Yes, and with room to spare. The 2026 AI & Hiring Alignment Report shows that teams where AI is core to hiring rate the recruiter-hiring manager partnership as excellent at more than 5x the rate of laggards, and lose qualified candidates to competitors at roughly half the rate of teams with weak partnerships.
Does agentic AI actually take recruiter jobs?
No. It takes the parts of the recruiter's job that aren't the job, which is the drudgery. Jevons paradox plays out here exactly as predicted in 2023: efficient recruiters became more valuable, more in demand, and got pulled into higher-use work, not pushed out.

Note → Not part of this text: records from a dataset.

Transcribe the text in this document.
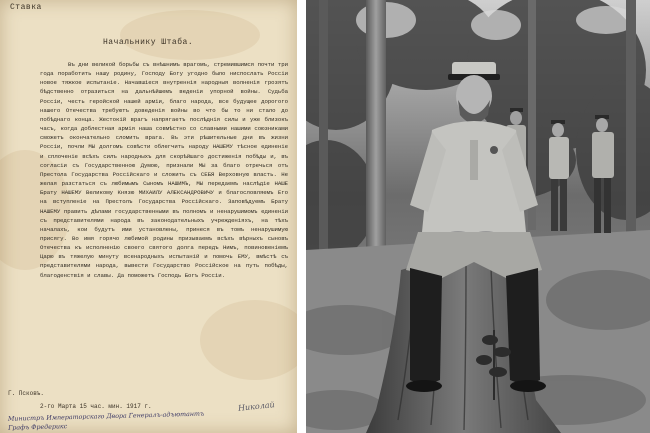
Ставка
Начальнику Штаба.

Въ дни великой борьбы съ внѣшнимъ врагомъ, стремившимся почти три года поработить нашу родину, Господу Богу угодно было ниспослать Россiи новое тяжкое испытанiе. Начавшiеся внутреннiя народныя волненiя грозятъ бѣдственно отразиться на дальнѣйшемъ веденiи упорной войны. Судьба Россiи, честь геройской нашей армiи, благо народа, все будущее дорогого нашего Отечества требуютъ доведенiя войны во что бы то ни стало до побѣднаго конца. Жестокiй врагъ напрягаетъ послѣднiя силы и уже близокъ часъ, когда доблестная армiя наша совмѣстно со славными нашими союзниками сможетъ окончательно сломить врага. Въ эти рѣшительные дни въ жизни Россiи, почли МЫ долгомъ совѣсти облегчить народу НАШЕМУ тѣсное единенiе и сплоченiе всѣхъ силъ народныхъ для скорѣйшаго достиженiя побѣды и, въ согласiи съ Государственною Думою, признали МЫ за благо отречься отъ Престола Государства Россiйскаго и сложить съ СЕБЯ Верховную власть. Не желая разстаться съ любимымъ Сыномъ НАШИМЪ, МЫ передаемъ наслѣдiе НАШЕ Брату НАШЕМУ Великому Князю МИХАИЛУ АЛЕКСАНДРОВИЧУ и благословляемъ Его на вступленiе на Престолъ Государства Россiйскаго. Заповѣдуемъ Брату НАШЕМУ править дѣлами государственными въ полномъ и ненарушимомъ единенiи съ представителями народа въ законодательныхъ учрежденiяхъ, на тѣхъ началахъ, кои будутъ ими установлены, принеся въ томъ ненарушимую присягу. Во имя горячо любимой родины призываемъ всѣхъ вѣрныхъ сыновъ Отечества къ исполненiю своего святого долга передъ Нимъ, повиновенiемъ Царю въ тяжелую минуту всенародныхъ испытанiй и помочь ЕМУ, вмѣстѣ съ представителями народа, вывести Государство Россiйское на путь побѣды, благоденствiя и славы. Да поможетъ Господь Богъ Россiи.

Г. Псковъ.
2-го Марта 15 час. мин. 1917 г.	Николай
Министръ Императорскаго Двора Генералъ-адъютантъ Графъ Фредерикс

What does "bimodal recruiter" actually mean?
It's the split between recruiters who built AI fluency from 2023 to 2026 and recruiters who didn't. The fluent group runs multi-agent workflows and gets the strategic work. The non-fluent group is doing the same job they did in 2023, but the bar moved and the grind feels heavier than ever.
Where should a recruiter start if they're behind on AI?
Start with interview notes. It's the lowest-friction surface, it removes the most obvious drudgery (frantic typing), and the quality lift is visible from interview one. After that, layer in application review and sourcing agents to remove the next two seams. Reports comes last when leaders need to instrument the gains.
What's the cost of waiting another year?
Measurable. Teams with weak partnerships lose candidates to competitors at 80% rates monthly, while AI-mature teams lose them at 50%. Every quarter of avoidance compounds the gap because the fluent recruiters keep building use. The penalty isn't theoretical anymore.